AFAIU, postMessage is handled in the following way:

1. RendererA calls postMessage from location A (and specifies which origins should be able to receive the message).

2. The message reaches RendererB which performs origin checks and potentially emits a console message about the error.  RendererB doesn't have visibility into the full URL and/or line number of location A.


Brainstorming ideas gathered so far:

1. SourceLocationToken that is opaque to RendererB, but that can be used by either RendererA or Browser or DevToolsRenderer to display location in a console.  Lifetime and ownership of the tokens is unclear at this point.  Extra IPCs needed (since the console message cannot be constructed in RendererB which cannot crack the token).

2. Report postMessage origin check failure back to RendererA.  This can use PostMessageOperationToken rather than SourceLocationToken.

3. Just pass source location to RendererB (probably no go, because it breaks the isolation model).

The following revision refers to this bug:
  https://chromium.googlesource.com/chromium/src.git/+/9a1b65feb44e32a48ad7fb51384fa868bc864008

commit 9a1b65feb44e32a48ad7fb51384fa868bc864008
Author: lukasza <lukasza@chromium.org>
Date: Fri May 05 18:27:23 2017

OOPIFs: Tweaking test expectations for http/tests/inspector layout tests.

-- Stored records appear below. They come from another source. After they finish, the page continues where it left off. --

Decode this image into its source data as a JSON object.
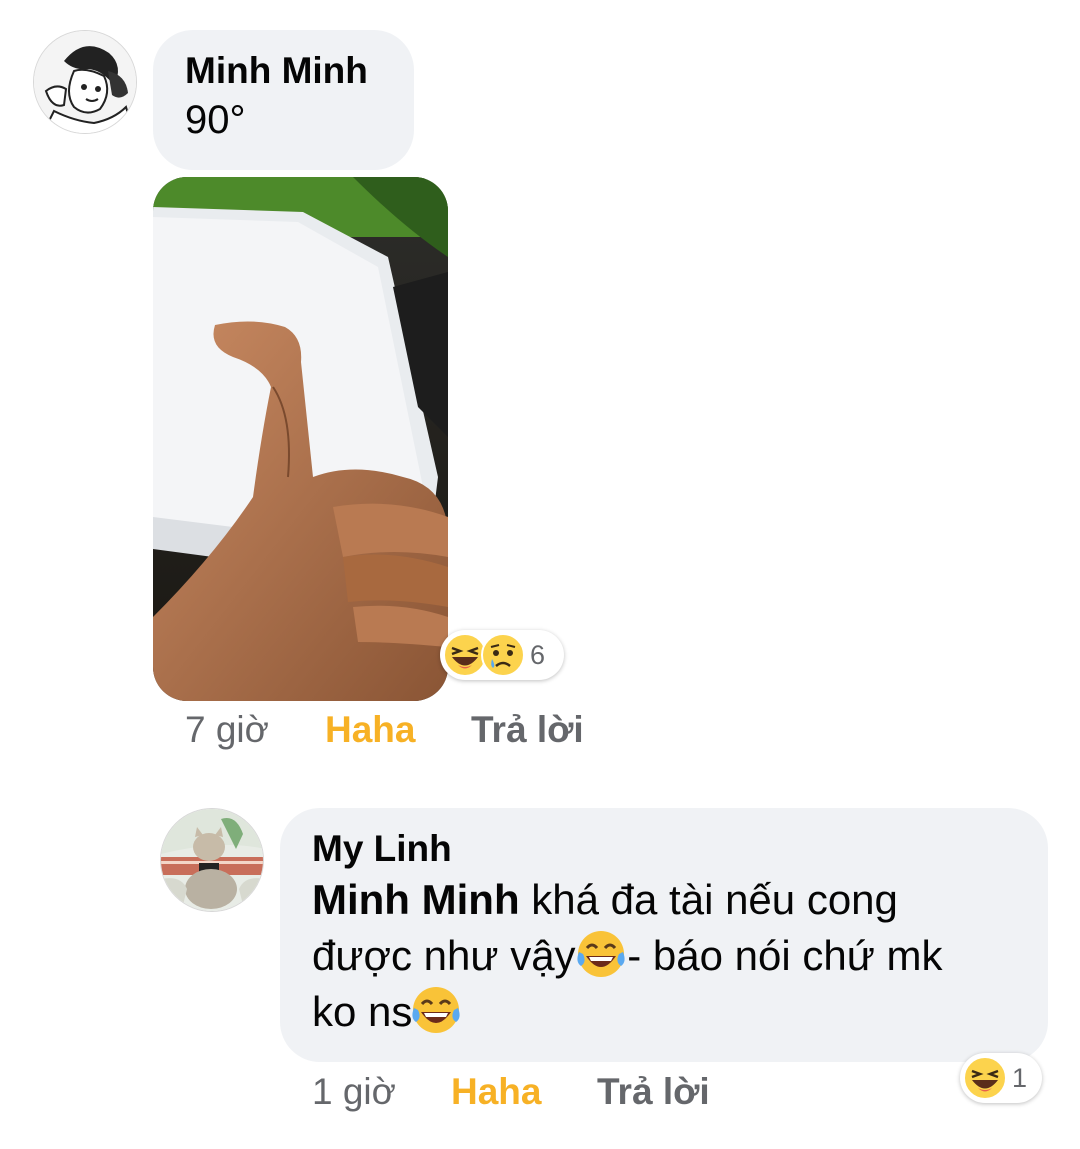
{
  "comments": [
    {
      "author": "Minh Minh",
      "text": "90°",
      "time": "7 giờ",
      "like_label": "Haha",
      "reply_label": "Trả lời",
      "reactions": {
        "icons": [
          "haha-icon",
          "sad-icon"
        ],
        "count": "6"
      }
    },
    {
      "author": "My Linh",
      "mention": "Minh Minh",
      "line1": " khá đa tài nếu cong",
      "line2a": "được như vậy ",
      "line2b": "- báo nói chứ mk",
      "line3": "ko ns",
      "time": "1 giờ",
      "like_label": "Haha",
      "reply_label": "Trả lời",
      "reactions": {
        "icons": [
          "haha-icon"
        ],
        "count": "1"
      }
    }
  ],
  "colors": {
    "bubble": "#f0f2f5",
    "secondary_text": "#65676b",
    "haha_accent": "#f7b125"
  }
}
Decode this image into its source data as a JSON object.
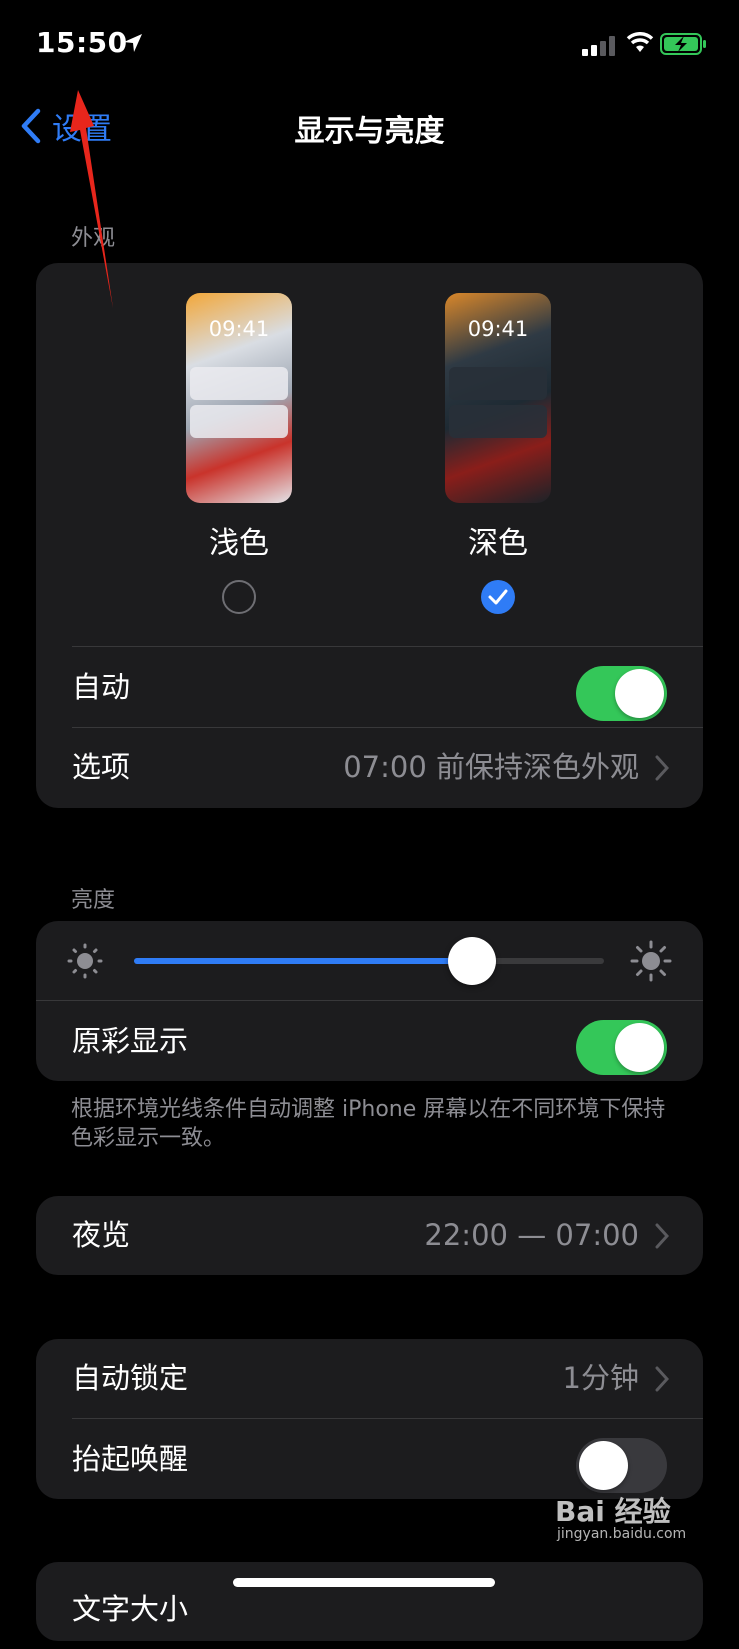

This CL tweaks test expectations for http/tests/inspector layout tests,
to account for work that went into making DevTools support OOPIFs.

These tests used to timeout but now are passing fine:
  http/tests/inspector/change-iframe-src.html
  virtual/mojo-loading/http/tests/inspector/change-iframe-src.html

These tests expected a timeout but not are failing with a text diff
(tracked by https://crbug.com/718940):
  http/tests/inspector/console-cross-origin-iframe-logging.html
  virtual/mojo-loading/http/tests/inspector/console-cross-origin-iframe-logging.html

These tests are intermittently timing out locally and on Site Isolation Win
FYI bot:
  http/tests/inspector-protocol/request-referrer-policy.html
  virtual/mojo-loading/http/tests/inspector-protocol/request-referrer-policy.html

BUG=718940,  623268 
NOTRY=true
TEST=Run 10 times all http/tests/inspector tests covered by the expectations file.

Review-Url: https://codereview.chromium.org/2855323005
Cr-Commit-Position: refs/heads/master@{#469730}

[modify] https://crrev.com/9a1b65feb44e32a48ad7fb51384fa868bc864008/third_party/WebKit/LayoutTests/FlagExpectations/site-per-process

Alexey is not the right owner here.

nasko@ points out that maybe in both 1) post message case and 2) CSP frame-src / form-target cases, we could generate and send the console message directly from the browser to the dev tools process (rather than generating the console message in a renderer process).  This might work, but please note:

1. With PlzNavigate the renderer should not be able to change the origin without the browser knowing first, so there should be no race here (i.e. if browser thinks that post message targets wrong origin, then it really does target a wrong origin [since the browser is supposed to know the origin of the target at all times]).  OTOH:

1.1. The browser is not aware of suborigins (and I see that post message checks in  LocalDOMWindow::DispatchMessageEventWithOriginCheck are suborigins-aware).

1.2. dcheng@ points out document.write (which AFAIU changes the origin of a document without the browser realizing).

And some smaller issues / notes:

2. We have to also hook it up to BlinkTestController on the browser side.  That seems doable.

3. For CSP this would mean doing part of the reporting (the console message) in the browser and part in the renderer (DOM event + report to the server declaring the CSP).  This seems doable, although slightly icky.

I think we can use cross-target stack ids for this one. We already do something similar for worker.postMessage() api.